Finance Minister Tendai Biti has said the United Nations Development Programme (UNDP) has approved a request by the cash strapped Zimbabwean government to fund the forthcoming polls, although he said the Zimbabwe Election Commission and the police had submitted 'extremely high and unreasonable' budgets.
Biti and Justice and Legal Affairs Minister Patrick Chinamasa had written to the UNDP asking for an estimated $250 million for the purposes of administering the constitutional referendum and general election, scheduled for this year.
The Finance Minister told SW Radio Africa on Tuesday that the government had received 'a very favourable response and we are now acting on the things that they have requested.'
Biti said he could not publicly divulge what has been requested or how much money Zimbabwe will receive. However he revealed that the Zimbabwe Election Commission had put forward budgets that were unrealistic, with the original budget in excess of US$500 million and the second one over $300million.
He said experts from the two ministries were now in the process of reconciling the correct figures with ZEC, "to come up with a credible and legitimate budget that is sellable to everyone, to the Ministry of Finance, to parliament and to the international community."
Biti said various people who will work in the election process were asking huge per diem rates. Some were asking to be paid as much as $70 per day.
"Another cause for concern was the request from the Zimbabwe Republic Police. In the original budget it was so clear that the police were now intending to capitalize on...the elections - which is not proper," Biti added.
"So what Minister Chinamasa and I have chosen to do is to micro-analyse and micro-audit the budgets that are coming from the Zimbabwe Election Commission with a view of coming up with a reasonable and legitimate figure."
The police alone were asking for $180 million. Some media reports say that ZEC requests included $1 million for indelible ink and at least $11 million for voter education, adding to suspicions that the figures were highly inflated.

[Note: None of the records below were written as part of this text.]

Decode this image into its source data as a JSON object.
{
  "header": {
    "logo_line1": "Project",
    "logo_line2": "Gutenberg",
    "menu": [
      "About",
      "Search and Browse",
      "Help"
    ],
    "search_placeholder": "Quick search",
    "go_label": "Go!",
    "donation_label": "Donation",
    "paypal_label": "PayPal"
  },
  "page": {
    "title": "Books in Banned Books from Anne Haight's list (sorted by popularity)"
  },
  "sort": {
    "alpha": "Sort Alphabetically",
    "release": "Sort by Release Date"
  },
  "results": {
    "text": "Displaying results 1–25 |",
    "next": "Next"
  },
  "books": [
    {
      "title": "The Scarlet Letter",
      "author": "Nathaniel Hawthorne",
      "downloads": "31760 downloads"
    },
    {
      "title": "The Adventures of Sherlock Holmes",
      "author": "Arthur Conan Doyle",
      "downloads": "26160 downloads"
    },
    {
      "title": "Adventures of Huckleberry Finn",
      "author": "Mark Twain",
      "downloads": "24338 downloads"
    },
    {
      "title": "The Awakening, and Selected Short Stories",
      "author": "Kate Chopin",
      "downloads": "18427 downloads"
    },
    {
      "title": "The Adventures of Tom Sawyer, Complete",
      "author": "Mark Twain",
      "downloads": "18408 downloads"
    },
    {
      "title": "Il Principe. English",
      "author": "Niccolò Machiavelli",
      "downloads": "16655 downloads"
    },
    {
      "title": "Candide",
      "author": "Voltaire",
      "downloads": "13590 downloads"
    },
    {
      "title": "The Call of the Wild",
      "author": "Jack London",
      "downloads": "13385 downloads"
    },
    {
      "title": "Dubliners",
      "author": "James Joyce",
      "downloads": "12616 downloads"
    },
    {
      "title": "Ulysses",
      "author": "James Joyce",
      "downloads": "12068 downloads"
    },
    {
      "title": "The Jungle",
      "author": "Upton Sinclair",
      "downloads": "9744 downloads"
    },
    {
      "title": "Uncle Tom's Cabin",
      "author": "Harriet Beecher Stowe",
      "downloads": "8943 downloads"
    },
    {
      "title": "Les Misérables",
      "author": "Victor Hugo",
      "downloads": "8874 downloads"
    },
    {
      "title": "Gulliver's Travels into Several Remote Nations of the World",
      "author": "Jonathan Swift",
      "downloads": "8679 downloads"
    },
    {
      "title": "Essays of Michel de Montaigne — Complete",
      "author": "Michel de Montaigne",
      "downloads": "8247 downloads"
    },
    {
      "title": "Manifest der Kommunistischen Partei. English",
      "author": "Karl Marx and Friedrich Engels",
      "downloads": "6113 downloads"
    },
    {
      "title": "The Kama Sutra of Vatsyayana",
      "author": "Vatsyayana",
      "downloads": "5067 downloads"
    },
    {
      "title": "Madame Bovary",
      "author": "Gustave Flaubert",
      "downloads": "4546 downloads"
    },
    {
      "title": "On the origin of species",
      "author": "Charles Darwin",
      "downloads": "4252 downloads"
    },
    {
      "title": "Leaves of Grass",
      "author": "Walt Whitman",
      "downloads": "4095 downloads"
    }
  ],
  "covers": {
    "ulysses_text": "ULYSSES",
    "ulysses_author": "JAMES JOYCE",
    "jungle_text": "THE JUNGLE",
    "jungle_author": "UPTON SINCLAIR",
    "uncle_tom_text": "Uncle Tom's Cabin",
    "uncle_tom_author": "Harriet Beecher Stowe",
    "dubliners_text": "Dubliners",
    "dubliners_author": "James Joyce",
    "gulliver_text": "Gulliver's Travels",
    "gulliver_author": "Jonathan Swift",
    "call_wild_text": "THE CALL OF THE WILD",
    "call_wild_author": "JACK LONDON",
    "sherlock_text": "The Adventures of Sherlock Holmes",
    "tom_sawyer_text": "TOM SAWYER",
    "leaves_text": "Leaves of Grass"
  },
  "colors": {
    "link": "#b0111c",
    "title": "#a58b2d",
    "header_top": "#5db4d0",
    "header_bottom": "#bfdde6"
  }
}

We could not reach ZEC officials for comment.
Meanwhile, cabinet ministers who spoke on condition of anonymity, said the UNDP does not actually have the money but will coordinate the donor community to pledge money to sponsor the Zimbabwe polls. The donors, who include the United States and the European Union, have made certain conditions for funding the elections, such as allowing EU observers.
The sources said if the donors put money it will be for the referendum first and then they will consider funding the general elections, if Zimbabwe implements the election roadmap and there is an end to human rights abuses.
Ordinarily ZANU PF would not agree to any conditions, but it is believed that President Robert Mugabe and his party will probably agree to some demands as some observers say they are 'desperate' to have the elections before the United Nations World Tourism Organisation conference in August.